Unit: Perform Data Deletes and Extracts

Source: https://trailhead.salesforce.com/content/learn/modules/large-data-volumes/perform-data-deletes-and-extracts

Use Bulk API for deleting large about of records. For more than 1 million, use hard delete bulk api option

Soft vs Hard Deletion


  • Soft Delete
    • isDeleted flag is set to true
    • record is still in the database
    • data stays in the recycle bin for 15 days, or until the recycle bin reaches a specific side
  • Hard Delete
    • Bulk API option
    • deleted records bypass recycle bin
    • hard delete option must be enables by administrator

Chunking Data


  • When extracting with the Bulk API, by default, queries are split into 100,000 record chunks
  • Use chunkSize header to configure smaller or larger size ( max: 250,000 )
  • Need to experiment to find optimal chunk size
  • For hundreds of millions of records, use PK Chunking

Using PK Chunking

If attribute filtering doesn’t help break data into small enough sizes, us Primary Key Chunking
PK chunking splits bulk queries on very large tables into chunks based on the records ID ( which is always indexed )
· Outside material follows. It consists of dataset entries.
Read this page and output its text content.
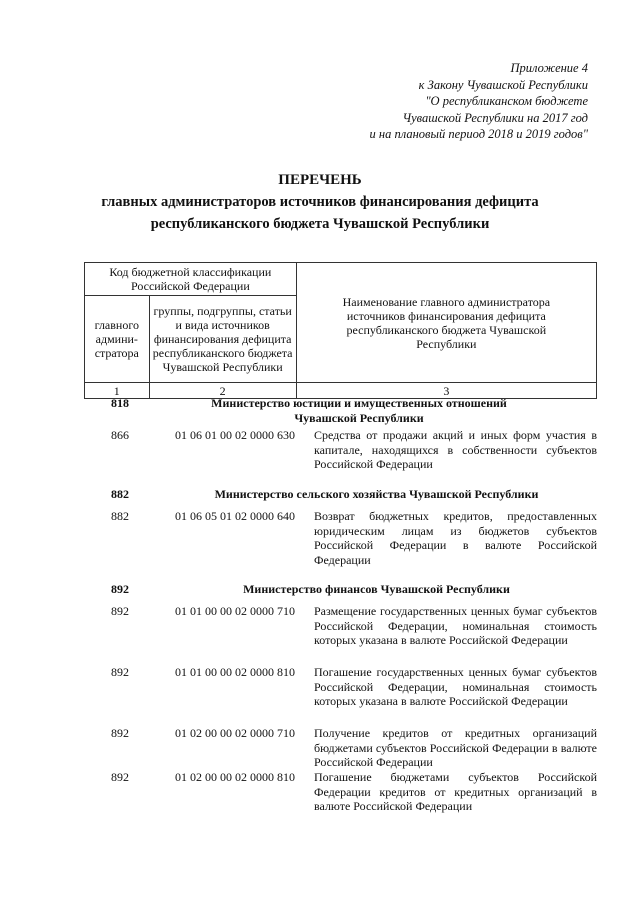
Приложение 4
к Закону Чувашской Республики
"О республиканском бюджете
Чувашской Республики на 2017 год
и на плановый период 2018 и 2019 годов"
ПЕРЕЧЕНЬ
главных администраторов источников финансирования дефицита
республиканского бюджета Чувашской Республики
Код бюджетной классификации Российской Федерации		Наименование главного администратора источников финансирования дефицита республиканского бюджета Чувашской Республики
главного админи-стратора	группы, подгруппы, статьи и вида источников финансирования дефицита республиканского бюджета Чувашской Республики	
1	2	3
818	Министерство юстиции и имущественных отношений Чувашской Республики
866	01 06 01 00 02 0000 630	Средства от продажи акций и иных форм участия в капитале, находящихся в собственности субъектов Российской Федерации
882	Министерство сельского хозяйства Чувашской Республики
882	01 06 05 01 02 0000 640	Возврат бюджетных кредитов, предоставленных юридическим лицам из бюджетов субъектов Российской Федерации в валюте Российской Федерации
892	Министерство финансов Чувашской Республики
892	01 01 00 00 02 0000 710	Размещение государственных ценных бумаг субъектов Российской Федерации, номинальная стоимость которых указана в валюте Российской Федерации
892	01 01 00 00 02 0000 810	Погашение государственных ценных бумаг субъектов Российской Федерации, номинальная стоимость которых указана в валюте Российской Федерации
892	01 02 00 00 02 0000 710	Получение кредитов от кредитных организаций бюджетами субъектов Российской Федерации в валюте Российской Федерации
892	01 02 00 00 02 0000 810	Погашение бюджетами субъектов Российской Федерации кредитов от кредитных организаций в валюте Российской Федерации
  • Enable on tables with more than 10 million records or when bulk query consistently times out
  • Enables on Custom Objects and Account. Campaign, Campaign Manager, Case, Contact, Lead, Login History, Opportunity, Task and User
  • header: Sforce-Enable-PKChunking
  • configure size: Sforce-Enable-PKChunking:chunkSize=50000
  • Each chunk is processed as a seperate batch and counts towards your daily batch limit

When a query is successfully chunked, the original batch’s status shows as NOT_PROCESSED. If the chunking fails, the original batch’s status shows as FAILED, but any chunked batches that were successfully queued during the chunking attempt are processed as normal. When the original batch’s status is changed to NOT_PROCESSED, monitor the subsequent batches. You can retrieve the results from each subsequent batch after it’s completed. Then you can safely close the job.



Truncation removes

  • All records of a custom object currently in Recycle bin
  • Custom Objects history
  • related events, tasks, notes and attachments